Poultry farmers and chicken enthusiasts are constantly on the lookout for diseases that can affect the health of their poultry. Since these animals often live in close areas, diseases can spread quickly throughout flocks. Some of these diseases may only cause mild respiratory infections, while others can wipe out entire populations. A veterinarian can help to diagnose the symptoms and can recommend a course of action.
A. Janmaat, a Senior Veterinary Pathologist, and R. Morton, a Regional Veterinary Officer from Darwin, Australia are both writers for Agnote. They indicate that chronic respiratory disease is caused by a bacterium called Mycoplasma gallisepticum. Its symptoms are a reduction in egg laying among breeder hens, as well as sneezing and breathing difficulties. Another bacterium associated with respiratory infection in chickens is Mycoplasma synoviae, which can lead to bronchitis. Both of these diseases can be treated with antibiotics.
Avian coryza is caused by the bacterium Haemophilus paragallinarum. It affects older more often than younger chickens. This disease is not transferrable to the eggs, but it can limit the number of eggs produced by females. The symptoms are swelling in the face, difficulty breathing, a loss of appetite, and runny discharge from the nostrils. Infected chickens may also shed their feathers, or molt. The disease can lead to secondary streptococcus and staphylococcus infections. The infection can be treated with the antibiotic erythromycin, according to the University of Maine.
The Poultry Site Quick Disease guide explains that infectious bronchitis is caused by a coronavirus. The symptoms are coughing and sneezing. The egg quality in breeder hens will suffer because the eggs may have either soft or rough shells, or the hens may stop laying. The treatment for infectious bronchitis is sodium salicylate. It can be prevented through vaccination.

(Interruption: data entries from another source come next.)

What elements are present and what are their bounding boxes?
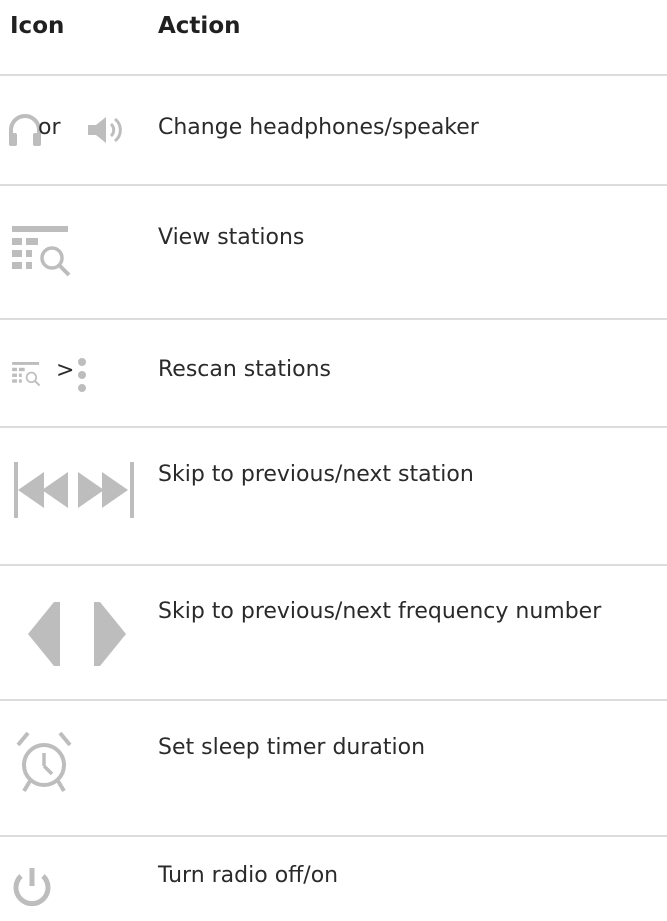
header-icon-column: Icon [10, 13, 65, 39]
table-row: Skip to previous/next station [0, 428, 667, 566]
icon-cell: or [8, 76, 154, 184]
icon-action-table: Icon Action or Change headphones/speaker [0, 0, 667, 921]
action-text: Change headphones/speaker [158, 115, 479, 140]
or-label: or [38, 115, 61, 140]
table-header: Icon Action [0, 0, 667, 76]
icon-cell [8, 428, 154, 564]
action-text: Set sleep timer duration [158, 735, 426, 760]
greater-than-label: > [56, 358, 75, 383]
power-icon [13, 868, 51, 907]
headphones-icon [9, 114, 41, 146]
action-text: Skip to previous/next frequency number [158, 599, 602, 624]
icon-cell [8, 566, 154, 699]
icon-cell [8, 701, 154, 835]
action-text: Rescan stations [158, 357, 331, 382]
more-vert-icon [78, 358, 86, 392]
arrow-right-icon [94, 602, 126, 666]
table-row: Skip to previous/next frequency number [0, 566, 667, 701]
speaker-icon [88, 117, 122, 143]
table-row: View stations [0, 186, 667, 320]
header-action-column: Action [158, 13, 241, 39]
station-list-icon [12, 362, 41, 387]
table-row: Turn radio off/on [0, 837, 667, 921]
icon-cell [8, 837, 154, 921]
table-row: or Change headphones/speaker [0, 76, 667, 186]
table-row: Set sleep timer duration [0, 701, 667, 837]
icon-cell [8, 186, 154, 318]
skip-previous-icon [14, 462, 68, 518]
arrow-left-icon [28, 602, 60, 666]
icon-cell: > [8, 320, 154, 426]
action-text: View stations [158, 225, 305, 250]
alarm-clock-icon [16, 731, 72, 793]
skip-next-icon [78, 462, 134, 518]
station-list-icon [12, 226, 71, 277]
action-text: Skip to previous/next station [158, 462, 474, 487]
table-row: > Rescan stations [0, 320, 667, 428]
action-text: Turn radio off/on [158, 863, 339, 888]
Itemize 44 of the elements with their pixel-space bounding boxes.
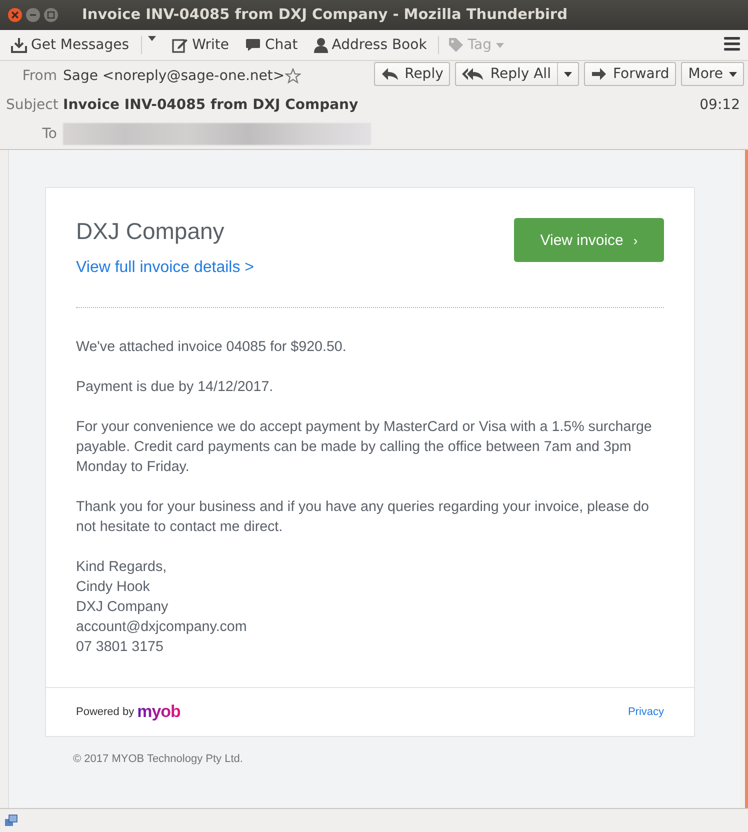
forward-arrow-icon	[590, 67, 607, 81]
maximize-button[interactable]	[44, 8, 58, 22]
signature-line: Kind Regards,	[76, 558, 168, 577]
email-paragraph: For your convenience we do accept payment by MasterCard or Visa with a 1.5% surcharge payable. Credit card payments can be made by calling the office between 7am and 3pm Monday to Friday.	[76, 418, 653, 477]
signature-line: DXJ Company	[76, 598, 170, 617]
window-title: Invoice INV-04085 from DXJ Company - Mozilla Thunderbird	[82, 7, 568, 23]
subject-text: Invoice INV-04085 from DXJ Company	[63, 96, 358, 112]
more-button[interactable]: More	[681, 62, 744, 86]
minimize-button[interactable]	[26, 8, 40, 22]
company-name: DXJ Company	[76, 218, 226, 245]
toolbar-button[interactable]: Address Book	[308, 35, 432, 55]
chat-icon	[245, 37, 262, 53]
powered-by-text: Powered by	[76, 706, 134, 718]
email-paragraph: Thank you for your business and if you have any queries regarding your invoice, please do not hesitate to contact me direct.	[76, 498, 650, 537]
copyright-text: © 2017 MYOB Technology Pty Ltd.	[73, 753, 243, 765]
field-label: From	[21, 68, 57, 84]
pencil-icon	[172, 37, 188, 53]
toolbar-button[interactable]: Write	[167, 35, 234, 55]
sender-address[interactable]: Sage <noreply@sage-one.net>	[63, 68, 285, 84]
tag-icon	[448, 37, 464, 53]
privacy-link[interactable]: Privacy	[628, 706, 664, 718]
email-paragraph: We've attached invoice 04085 for $920.50.	[76, 338, 348, 357]
toolbar-button[interactable]: Get Messages	[6, 34, 162, 56]
connection-icon[interactable]	[4, 814, 18, 828]
reply-all-arrow-icon	[462, 67, 484, 81]
signature-line: account@dxjcompany.com	[76, 618, 248, 637]
myob-logo: myob	[137, 702, 180, 722]
signature-line: Cindy Hook	[76, 578, 151, 597]
star-icon	[284, 68, 301, 84]
action-button[interactable]: Reply All	[455, 62, 579, 86]
download-icon	[11, 37, 27, 53]
action-button[interactable]: Reply	[374, 62, 450, 86]
scrollbar[interactable]	[740, 150, 748, 808]
reply-arrow-icon	[380, 67, 399, 81]
invoice-details-link[interactable]: View full invoice details >	[76, 259, 254, 277]
field-label: Subject	[6, 96, 57, 112]
message-time: 09:12	[700, 96, 740, 112]
toolbar-button[interactable]: Chat	[240, 35, 303, 55]
action-button[interactable]: Forward	[584, 62, 676, 86]
email-paragraph: Payment is due by 14/12/2017.	[76, 378, 274, 397]
signature-line: 07 3801 3175	[76, 638, 164, 657]
field-label: To	[41, 126, 57, 142]
person-icon	[314, 37, 328, 53]
close-button[interactable]	[8, 8, 22, 22]
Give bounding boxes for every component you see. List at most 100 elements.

The respiratory adenovirus infection, or mild respiratory disease, does not usually cause death among chickens. The disease is characterized by a mild cough. There is no treatment available, but quarantining sick chickens and providing good sanitation usually can prevent the infection from spreading.
ILT, or infectious laryngotracheitis, can cause high mortality rates among poultry flocks. The disease is seen most commonly in adult birds. Severely affected chickens may have difficulty breathing or may cough up bloody mucus. There is no treatment for ILT after onset of the disease, but it can be prevented through the use of vaccinations, according to Janmaat and Morton.
Aspergillosis is a fungal infection that is caused by Aspergillis fumigatus. It has a higher mortality rate among young birds than among older poultry. The symptoms are loss of appetite, lethargy, difficulty breathing and discharge from the eyes. The disease eventually causes pneumonia and death. There is no treatment for aspergillosis. Janmaat and Morton recommend killing infected chickens and burning their carcasses to prevent the disease from spreading to the rest of the flock. The disease can be prevented by keeping their housing area clean of droppings and by using a high quality feed, according to The Poultry Site.